Ten-Million-Euro Project Paves the Way for Seamless Collaboration Between Mobile Work Machines and Humans

The Mixed Fleet project enhances collaboration between machines and humans, accelerating the utilization of automation and boosting productivity. Companies can rapidly expand their automation offerings, being among the first in various product categories, as the most difficult to automate tasks are handled by humans. Utilizing automation reduces emissions, improves quality, enhances safety, and addresses labor availability challenges.

The growth in the automation of mobile work machines in the coming years will be achieved by enhancing collaboration between machines and humans. The industry is evolving rapidly, with machines from different manufacturers and performing various tasks being integrated into a common control system, enabling manual and automatic machines to work together. The adoption of automation will be expedited by assigning the most challenging tasks to humans or machines controlled by humans. This collaboration is fostered in the ten-million-euro Mixed Fleet research project.

“The need for optimizing work site tasks will become emphasized due to productivity and sustainable development. This is why we are developing new expertise for the building up and collaborative use of technically demanding machine groups. Additionally, new methods for quickly programming, flexible customization, and deployment of machine groups are needed. The key research areas of the project include the safety of collaboration, the required situational awareness, and the work management between humans and machines,” says Antti Siren, the Secretary-General of FIMA (Forum for Intelligent Machines), who leads the project.

The work machine manufacturers in Finland, as well as the subcontractors providing technology and software for them, are already world-class experts. The project lays the foundation for the growth of work machine automation in various worksites, logistics, and industrial environments. This enhances companies’ competitiveness and ensures the ability to introduce these machine systems to the market first.

From cranes to forklifts

The Mixed Fleet project is related to lifting equipment manufacturer Konecranes’ Zero4 program, which focuses on digitizing material flow management.

“Mixed Fleet is Konecranes’ Zero4 leading company program’s first co-funded project. Its research topics have been on the top of our research priority list. We believe that in the future material movements in industrial processes will be done by a fleet of mixed machinery, characterized by various levels of autonomy and automation that operate in the same space with human operators. Ensuring the safety of this entity is particularly important for us”, says Mikael Haag, Research Funding Director at Konecranes.

The project’s corporate partners include Mitsubishi Logisnext Europe, a provider of high-tech logistics solutions such as forklifts and automation systems, Navitec Systems, a software and service provider specializing in navigation, vehicle control, and fleet management, as well as Atostek, a software company specializing in robotics, among others.

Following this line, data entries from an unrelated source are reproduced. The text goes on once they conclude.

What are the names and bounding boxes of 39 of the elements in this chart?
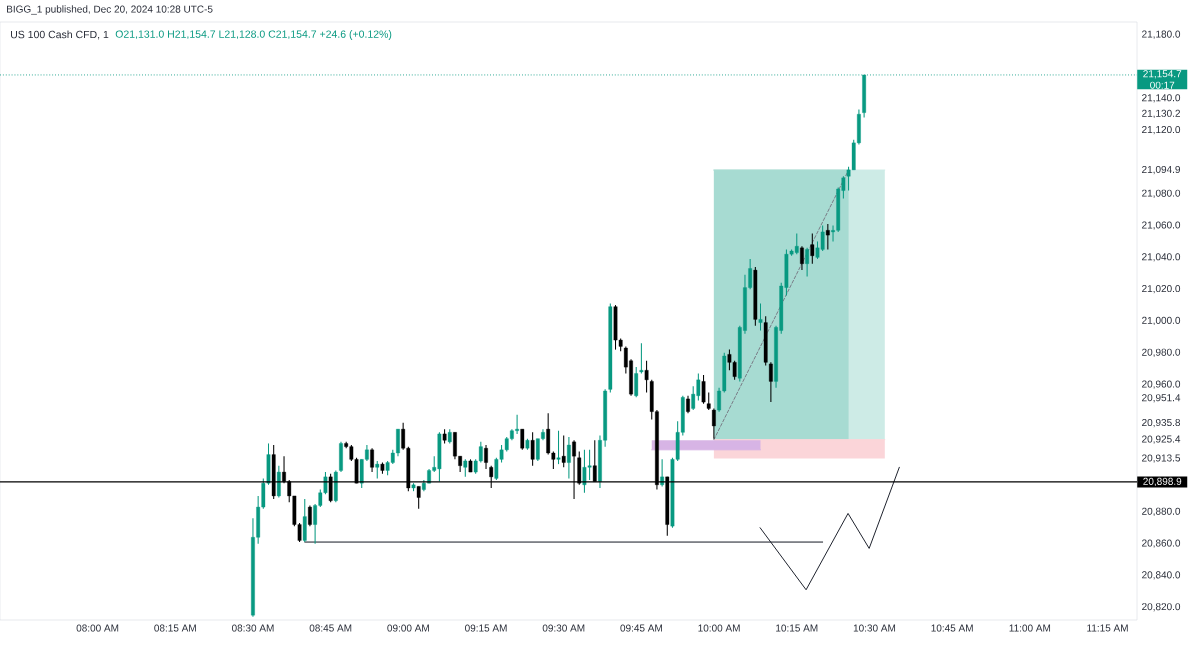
ref-line-label: 20,898.9	[1143, 477, 1182, 487]
y-tick-label: 20,935.8	[1142, 418, 1181, 428]
x-tick-label: 10:00 AM	[698, 624, 740, 632]
x-tick-label: 11:00 AM	[1009, 624, 1051, 632]
y-tick-label: 21,094.9	[1142, 165, 1181, 175]
x-tick-label: 11:15 AM	[1087, 624, 1128, 632]
y-tick-label: 20,860.0	[1142, 539, 1181, 548]
y-tick-label: 21,060.0	[1142, 221, 1181, 230]
text: US 100 Cash CFD, 1	[11, 30, 109, 40]
x-tick-label: 09:45 AM	[620, 624, 662, 632]
y-tick-label: 20,951.4	[1142, 394, 1181, 403]
y-tick-label: 20,913.5	[1142, 454, 1181, 463]
x-tick-label: 08:45 AM	[309, 624, 352, 632]
x-tick-label: 08:15 AM	[154, 624, 196, 632]
y-tick-label: 20,880.0	[1142, 507, 1181, 516]
y-tick-label: 21,000.0	[1142, 316, 1181, 326]
y-tick-label: 20,820.0	[1142, 603, 1181, 612]
y-tick-label: 20,980.0	[1142, 348, 1181, 357]
x-tick-label: 09:15 AM	[465, 624, 507, 632]
y-tick-label: 20,840.0	[1142, 571, 1181, 580]
annotation: O21,131.0 H21,154.7 L21,128.0 C21,154.7 +24.6 (+0.12%)	[115, 30, 392, 40]
y-tick-label: 21,040.0	[1142, 253, 1181, 262]
y-tick-label: 21,130.2	[1142, 109, 1180, 119]
y-tick-label: 20,925.4	[1142, 435, 1181, 444]
x-tick-label: 10:30 AM	[853, 624, 896, 632]
y-tick-label: 21,140.0	[1142, 94, 1181, 103]
x-tick-label: 10:45 AM	[931, 624, 973, 632]
y-tick-label: 21,080.0	[1142, 189, 1181, 198]
x-tick-label: 08:30 AM	[231, 624, 274, 632]
x-tick-label: 08:00 AM	[76, 624, 119, 632]
x-tick-label: 10:15 AM	[776, 624, 818, 632]
y-tick-label: 21,120.0	[1142, 126, 1181, 135]
x-tick-label: 09:30 AM	[542, 624, 585, 632]
y-tick-label: 21,180.0	[1142, 30, 1181, 39]
y-tick-label: 21,020.0	[1142, 285, 1181, 294]
y-tick-label: 20,960.0	[1142, 380, 1181, 389]
ref-line-label: 21,154.7 00:17	[1143, 70, 1182, 89]
x-tick-label: 09:00 AM	[387, 624, 429, 632]
chart-title: BIGG_1 published, Dec 20, 2024 10:28 UTC-5	[7, 5, 213, 15]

“Already today, logistic solutions consist of both automatic and human-operated forklifts along with their control systems. Once the special skills of people and the efficiency of automation are optimally harnessed, any remaining hindrances for fluent and enjoyable cooperation between humans and robots cease to exist. The diverse research aiming for future logistics should be conducted collaboratively – just as the final logistic solutions are implemented for real customers”, says Anna-Kaisa Repo, Project Manager at Mitsubishi Logisnext.

“It will be crucial in the future that humans and automated machines can work together as effectively as possible. We believe this research project is a great opportunity to learn what is required from the software that controls the automated vehicles to make this collaboration as smooth as possible. It is not only us or the robots that benefit from this research, as the goal is to use the software to improve the safety and the working conditions of everyone working in the field.” says Aleksi Ålander, Vice President of Engineering at Navitec Systems.

Research institutions involved in the project are the Tampere University and VTT. The three-year joint project is funded by Business Finland, as well as companies and research institutions. The pilot implementation of the project will take place at Konecranes’ factory in Hyvinkää, Logisnext’s demo center in Järvenpää, and with the assistance of Kalmar in demanding outdoor conditions at the Kouvola rail terminal. Leanware contributes expertise in operations control to the project. The project has been prepared based on shared future visions of member companies of FIMA and the DIMECC-led VAMOS ecosystem for Autonomous Mobility and Smart Spaces.